Die Idee eines mehr oder weniger abgeschlossenen Ortes, an dem fast jeder ein Motiv oder die Gelegenheit zum Mord hat, ist beileibe nicht neu, aber von Ann Cleeves meisterhaft umgesetzt. Lange hat man keine echte Idee, wer es denn nun war, und ist am Ende wirklich überrascht von der doch so logischen Auflösung.


Stil und Sprache
Ann Cleeves wendet auch im zweiten Band mit ihrer Ermittlerin Vera Stanhope wieder denselben Trick an wie schon im ersten Teil: Nicht Vera steht im Mittelpunkt, vielmehr geht die Handlung von außen auf sie zu. Emma Bennett ist hier die Hauptperson, dazu einige andere, und Vera hat ihren ersten Auftritt erst relativ spät. Von da an wechseln die Perspektiven immer wieder zwischen den beiden Frauen, dabei ist besonders auf Emmas Seite viel Geduld erforderlich, denn sie berichtet sehr detailliert, schildert fast ausschweifend ihr Leben und ihre Gedanken. Das verschafft dem Leser einen tiefen Einblick in ihr Seelenleben und manchmal möchte man sie schütteln und aus ihrer Lethargie aufwecken. An diesen kleinen Dingen merkt man erst richtig, wie geschickt Ann Cleeves es versteht, Atmosphäre und Nähe zu ihren Charakteren aufzubauen. Auch die wilde, flache und immer windige Landschaft rund um Elvet baut sie immer wieder ein und vermittelt so eine Aura der Trostlosigkeit rund um ihre Protagonistin. Dazu tragen auch ihre kurzen, das Wesentliche ausdrückenden Sätze bei, die neben ein paar Spritzern Humor und den energischen Dialogen, die insbesondere Vera führt, das Besondere an diesem Buch ausmachen.
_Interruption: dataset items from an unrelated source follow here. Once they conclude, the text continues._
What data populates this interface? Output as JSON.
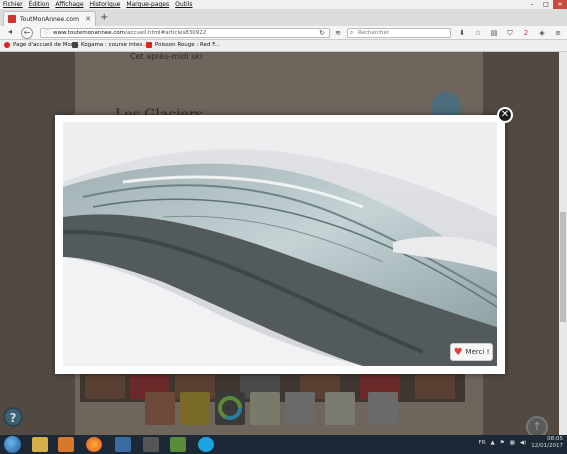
{
  "menu": [
    "Fichier",
    "Édition",
    "Affichage",
    "Historique",
    "Marque-pages",
    "Outils"
  ],
  "window_controls": {
    "minimize": "–",
    "maximize": "□",
    "close": "✕"
  },
  "tab": {
    "title": "ToutMonAnnee.com",
    "close": "✕",
    "new_tab": "+"
  },
  "nav": {
    "url_host": "www.toutemonannee.com",
    "url_path": "/accueil.html#articles830922",
    "search_placeholder": "Rechercher",
    "notification_count": "2"
  },
  "bookmarks": [
    {
      "label": "Page d'accueil de Moc...",
      "color": "#d22"
    },
    {
      "label": "Kogama : course intes...",
      "color": "#444"
    },
    {
      "label": "Poisson Rouge : Red F...",
      "color": "#d22"
    }
  ],
  "page": {
    "subtitle": "Cet après-midi ski",
    "title": "Les Glaciers"
  },
  "lightbox": {
    "close_glyph": "✕",
    "merci_label": "Merci !",
    "heart": "♥"
  },
  "help_glyph": "?",
  "up_glyph": "↑",
  "taskbar": {
    "lang": "FR",
    "time": "08:05",
    "date": "12/01/2017"
  },
  "colors": {
    "accent_red": "#e23e3e",
    "taskbar": "#1d2836"
  }
}
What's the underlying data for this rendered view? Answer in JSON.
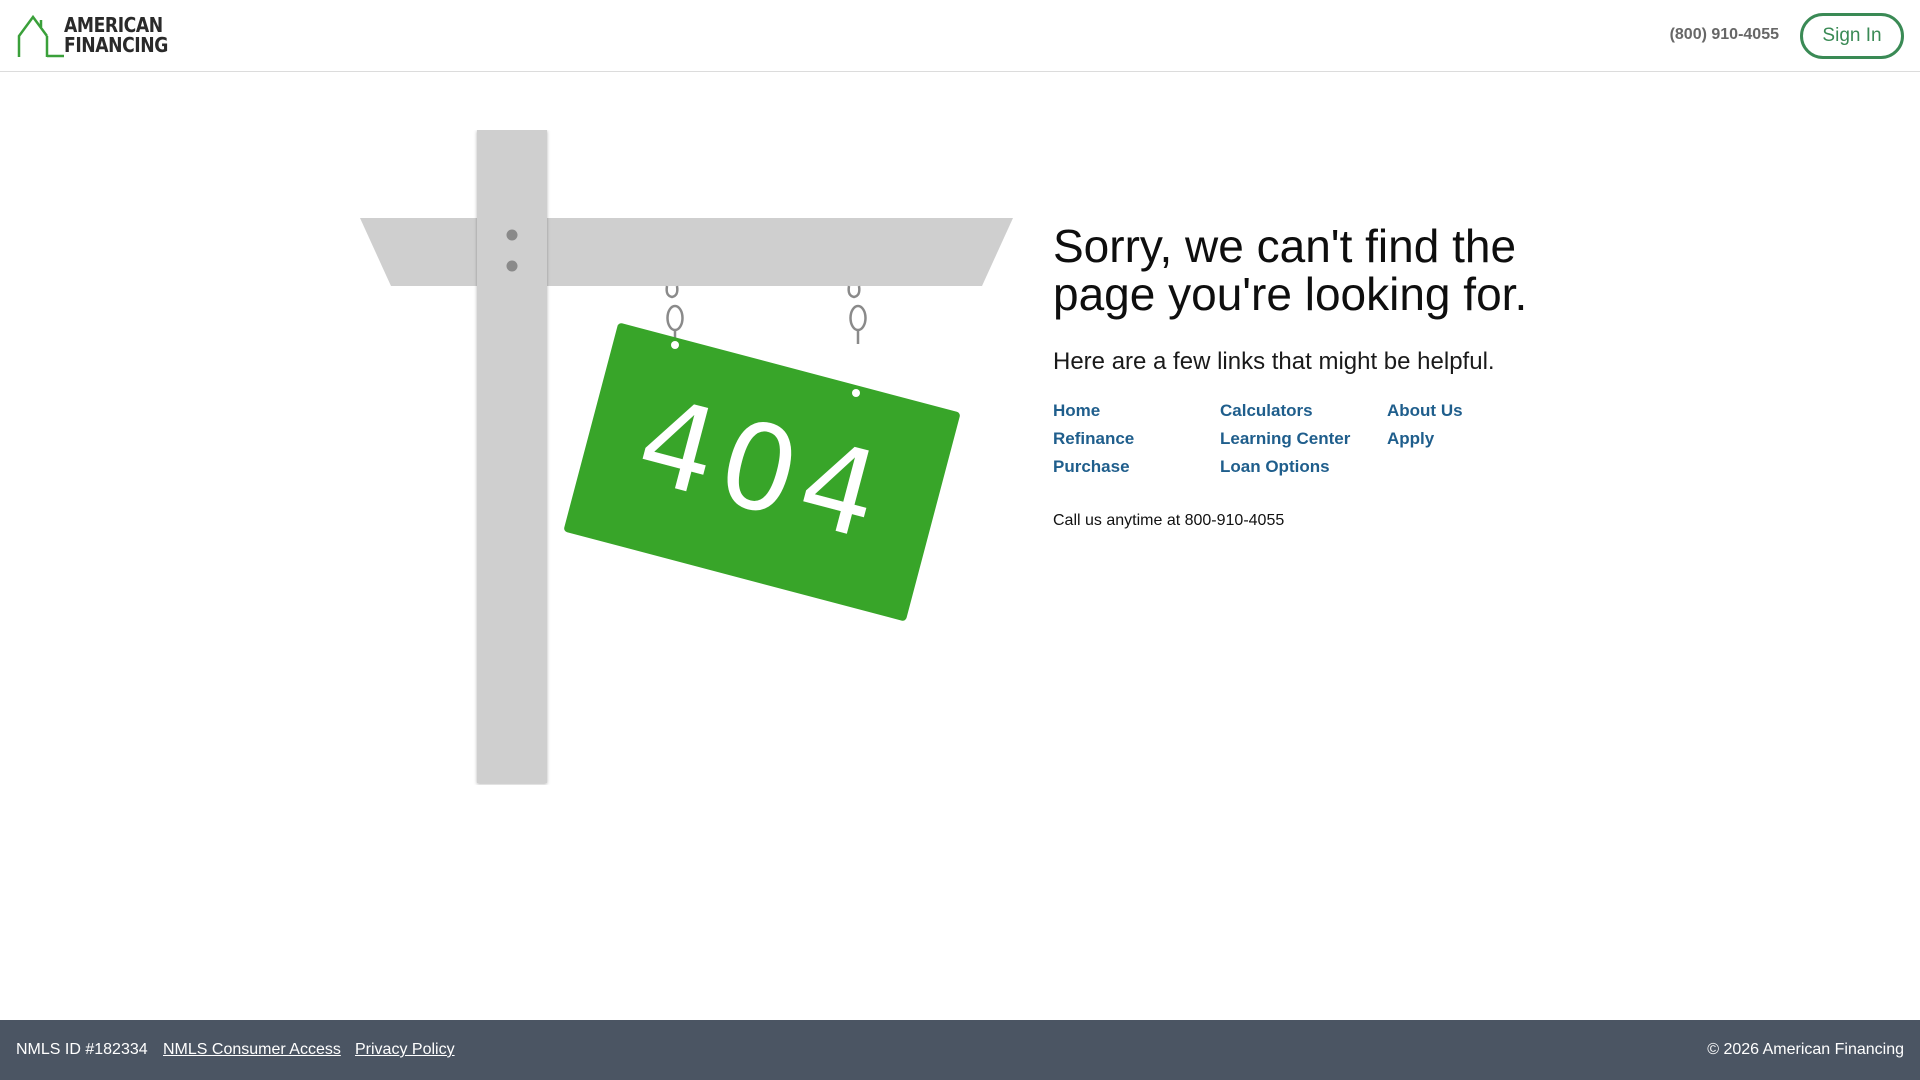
{
  "header": {
    "logo_line1": "AMERICAN",
    "logo_line2": "FINANCING",
    "phone": "(800) 910-4055",
    "signin_label": "Sign In"
  },
  "illustration": {
    "sign_text": "404",
    "sign_color": "#38a529",
    "post_color": "#cfcfcf"
  },
  "main": {
    "headline": "Sorry, we can't find the page you're looking for.",
    "subhead": "Here are a few links that might be helpful.",
    "links": [
      "Home",
      "Calculators",
      "About Us",
      "Refinance",
      "Learning Center",
      "Apply",
      "Purchase",
      "Loan Options"
    ],
    "call_us": "Call us anytime at 800-910-4055"
  },
  "footer": {
    "nmls_id": "NMLS ID #182334",
    "consumer_access": "NMLS Consumer Access",
    "privacy_policy": "Privacy Policy",
    "copyright": "© 2026 American Financing"
  },
  "colors": {
    "brand_green": "#3a8a55",
    "link_blue": "#1f5e8c",
    "footer_bg": "#4b5563"
  }
}
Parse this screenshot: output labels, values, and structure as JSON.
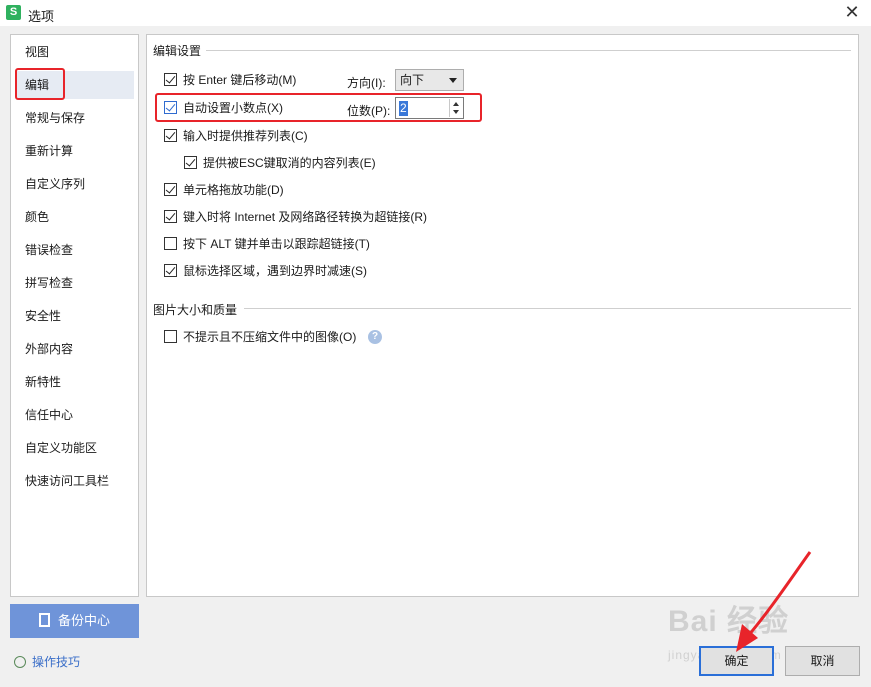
{
  "window": {
    "title": "选项",
    "app_icon_letter": "S",
    "close_glyph": "✕"
  },
  "sidebar": {
    "items": [
      {
        "label": "视图"
      },
      {
        "label": "编辑"
      },
      {
        "label": "常规与保存"
      },
      {
        "label": "重新计算"
      },
      {
        "label": "自定义序列"
      },
      {
        "label": "颜色"
      },
      {
        "label": "错误检查"
      },
      {
        "label": "拼写检查"
      },
      {
        "label": "安全性"
      },
      {
        "label": "外部内容"
      },
      {
        "label": "新特性"
      },
      {
        "label": "信任中心"
      },
      {
        "label": "自定义功能区"
      },
      {
        "label": "快速访问工具栏"
      }
    ],
    "active_index": 1,
    "backup_label": "备份中心",
    "tips_label": "操作技巧"
  },
  "edit_settings": {
    "section_title": "编辑设置",
    "options": [
      {
        "label": "按 Enter 键后移动(M)",
        "checked": true
      },
      {
        "label": "自动设置小数点(X)",
        "checked": true
      },
      {
        "label": "输入时提供推荐列表(C)",
        "checked": true
      },
      {
        "label": "提供被ESC键取消的内容列表(E)",
        "checked": true
      },
      {
        "label": "单元格拖放功能(D)",
        "checked": true
      },
      {
        "label": "键入时将 Internet 及网络路径转换为超链接(R)",
        "checked": true
      },
      {
        "label": "按下 ALT 键并单击以跟踪超链接(T)",
        "checked": false
      },
      {
        "label": "鼠标选择区域，遇到边界时减速(S)",
        "checked": true
      }
    ],
    "direction_label": "方向(I):",
    "direction_value": "向下",
    "digits_label": "位数(P):",
    "digits_value": "2"
  },
  "image_settings": {
    "section_title": "图片大小和质量",
    "options": [
      {
        "label": "不提示且不压缩文件中的图像(O)",
        "checked": false
      }
    ],
    "help_glyph": "?"
  },
  "buttons": {
    "ok": "确定",
    "cancel": "取消"
  },
  "watermark": {
    "main": "Bai 经验",
    "sub": "jingyan.baidu.com"
  },
  "colors": {
    "highlight_red": "#e8242a",
    "accent_blue": "#2a6fd8",
    "backup_bg": "#6f94d9"
  }
}
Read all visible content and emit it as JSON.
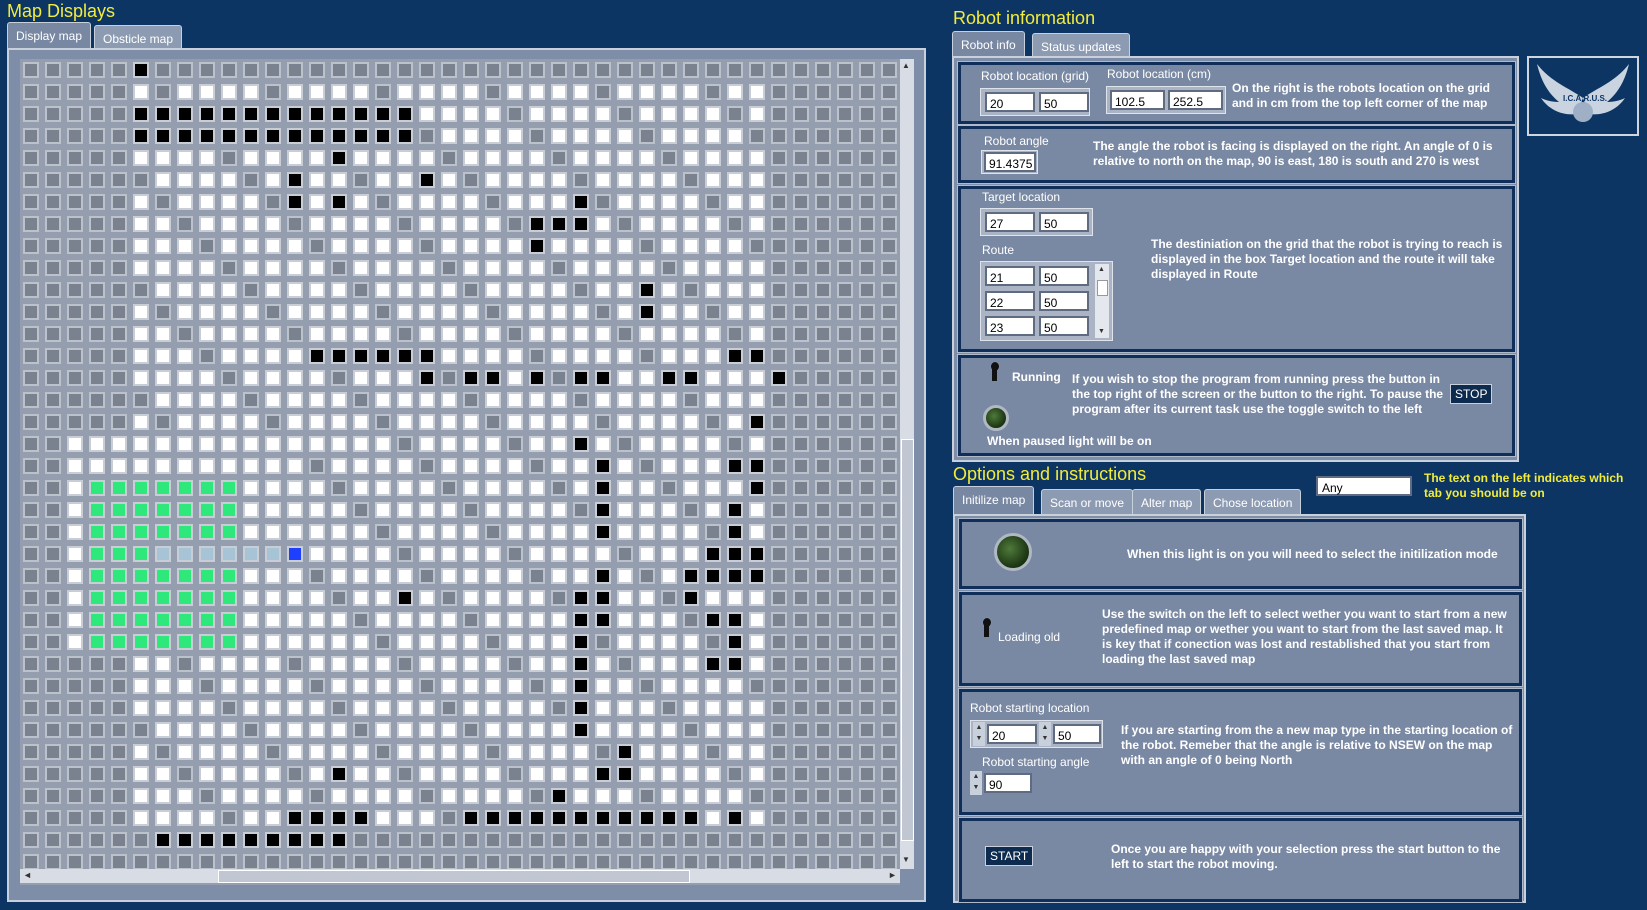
{
  "map_displays": {
    "title": "Map Displays",
    "tabs": [
      "Display map",
      "Obsticle map"
    ],
    "legend_colors": {
      "unknown": "#7a8290",
      "free": "#ffffff",
      "obstacle": "#000000",
      "scanned": "#2ee87c",
      "route": "#a7c4d6",
      "robot": "#1f3fff"
    }
  },
  "robot_info": {
    "title": "Robot information",
    "tabs": [
      "Robot info",
      "Status updates"
    ],
    "location_grid_label": "Robot location (grid)",
    "location_grid": [
      "20",
      "50"
    ],
    "location_cm_label": "Robot location (cm)",
    "location_cm": [
      "102.5",
      "252.5"
    ],
    "location_desc": "On the right is the robots location on the grid and in cm from the top left corner of the map",
    "angle_label": "Robot angle",
    "angle": "91.4375",
    "angle_desc": "The angle the robot is facing is displayed on the right. An angle of 0 is relative to north on the map, 90 is east, 180 is south and 270 is west",
    "target_label": "Target location",
    "target": [
      "27",
      "50"
    ],
    "route_label": "Route",
    "route": [
      [
        "21",
        "50"
      ],
      [
        "22",
        "50"
      ],
      [
        "23",
        "50"
      ]
    ],
    "target_desc": "The destiniation on the grid that the robot is trying to reach is displayed in the box Target location and the route it will take displayed in Route",
    "running_label": "Running",
    "running_desc": "If you wish to stop the program from running press the button in the top right of the screen or the button to the right. To pause the program after its current task use the toggle switch to the left",
    "stop_label": "STOP",
    "paused_label": "When paused light will be on"
  },
  "logo": {
    "text": "I.C.A.R.U.S."
  },
  "options": {
    "title": "Options and instructions",
    "tabs": [
      "Initilize map",
      "Scan or move",
      "Alter map",
      "Chose location"
    ],
    "tab_indicator": "Any",
    "tab_indicator_desc": "The text on the left indicates which tab you should be on",
    "init_light_desc": "When this light is on you will need to select the initilization mode",
    "loading_label": "Loading old",
    "loading_desc": "Use the switch on the left to select wether you want to start from a new predefined map or wether you want to start from the last saved map. It is key that if conection was lost and restablished that you start from loading the last saved map",
    "start_loc_label": "Robot starting location",
    "start_loc": [
      "20",
      "50"
    ],
    "start_angle_label": "Robot starting angle",
    "start_angle": "90",
    "start_desc": "If you are starting from the a new map type in the starting location of the robot. Remeber that the angle is relative to NSEW on the map with an angle of 0 being North",
    "start_button": "START",
    "start_button_desc": "Once you are happy with your selection press the start button to the left to start the robot moving."
  }
}
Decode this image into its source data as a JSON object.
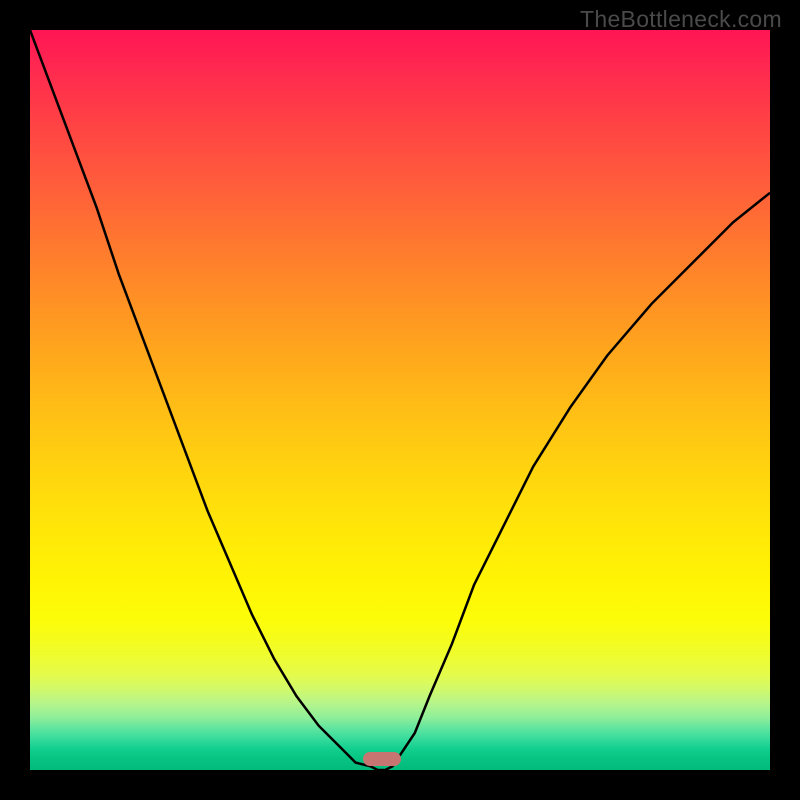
{
  "watermark": "TheBottleneck.com",
  "chart_data": {
    "type": "line",
    "title": "",
    "xlabel": "",
    "ylabel": "",
    "x": [
      0.0,
      0.03,
      0.06,
      0.09,
      0.12,
      0.15,
      0.18,
      0.21,
      0.24,
      0.27,
      0.3,
      0.33,
      0.36,
      0.39,
      0.42,
      0.44,
      0.46,
      0.47,
      0.48,
      0.49,
      0.5,
      0.52,
      0.54,
      0.57,
      0.6,
      0.64,
      0.68,
      0.73,
      0.78,
      0.84,
      0.9,
      0.95,
      1.0
    ],
    "values": [
      1.0,
      0.92,
      0.84,
      0.76,
      0.67,
      0.59,
      0.51,
      0.43,
      0.35,
      0.28,
      0.21,
      0.15,
      0.1,
      0.06,
      0.03,
      0.01,
      0.005,
      0.0,
      0.0,
      0.005,
      0.02,
      0.05,
      0.1,
      0.17,
      0.25,
      0.33,
      0.41,
      0.49,
      0.56,
      0.63,
      0.69,
      0.74,
      0.78
    ],
    "xlim": [
      0,
      1
    ],
    "ylim": [
      0,
      1
    ],
    "marker_position": {
      "x": 0.475,
      "y": 0.985
    },
    "annotations": [
      "V-shaped bottleneck curve with gradient background from red (high) through yellow to green (low)"
    ]
  },
  "colors": {
    "background": "#000000",
    "curve": "#000000",
    "marker": "#c77570",
    "watermark_text": "#4a4a4a"
  }
}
Die Spannung des Kriminalfalls ist allerdings nicht so ausgeprägt, wie ich es mir gewünscht hätte. Vera tappt einfach zu lange im Dunkeln, befragt alle Zeugen immer wieder, ohne dass viel dabei herauskommt. Gerade im Mittelteil sackt so die Spannung etwas ab, hier wäre eine etwas straffere Erzählweise sicher angebracht gewesen. Aber insgesamt bleibt am Ende eine überraschende und doch logische Auflösung zurück, die Ann Cleeves durchaus würdig ist.


Figuren
Wie schon erwähnt, baut Ann Cleeves ihre Geschichte rund um Emma Bennett auf, naturgemäß wird sie auch sehr genau charakterisiert. Sie ist im Dorf groß geworden und nach der Heirat wieder hierhin zurückgekommen. Nun lebt sie mit ihrem Mann, der als Lotse arbeitet, und ihrem kleinen Sohn in einem etwas abgeschiedenen Haus. Zu Hause langweilt sie sich zu Tode, kann sich aber auch nur selten aufraffen, etwas zu unternehmen. Der Schock, damals ihre Freundin tot aufzufinden, hat sie nie losgelassen und als jetzt alles wieder ans Licht gezerrt wird, wird ihr Leben zur Hölle. Tief traumatisiert ist sie nicht in der Lage, im Jetzt zu leben, ihr Mann versteht sie noch weniger als ihre Eltern und von Vera Stanhope fühlt sie sich bedroht. Sensibel und authentisch versteht Ann Cleeves es, Emmas Charakter mit wenigen Worten darzustellen und genauso viel Mühe gibt sie sich mit allen anderen Figuren. Hier gibt es keine Schwarz-Weiß-Malerei, jede der - vielen - vorkommenden Figuren wirkt lebendig und echt.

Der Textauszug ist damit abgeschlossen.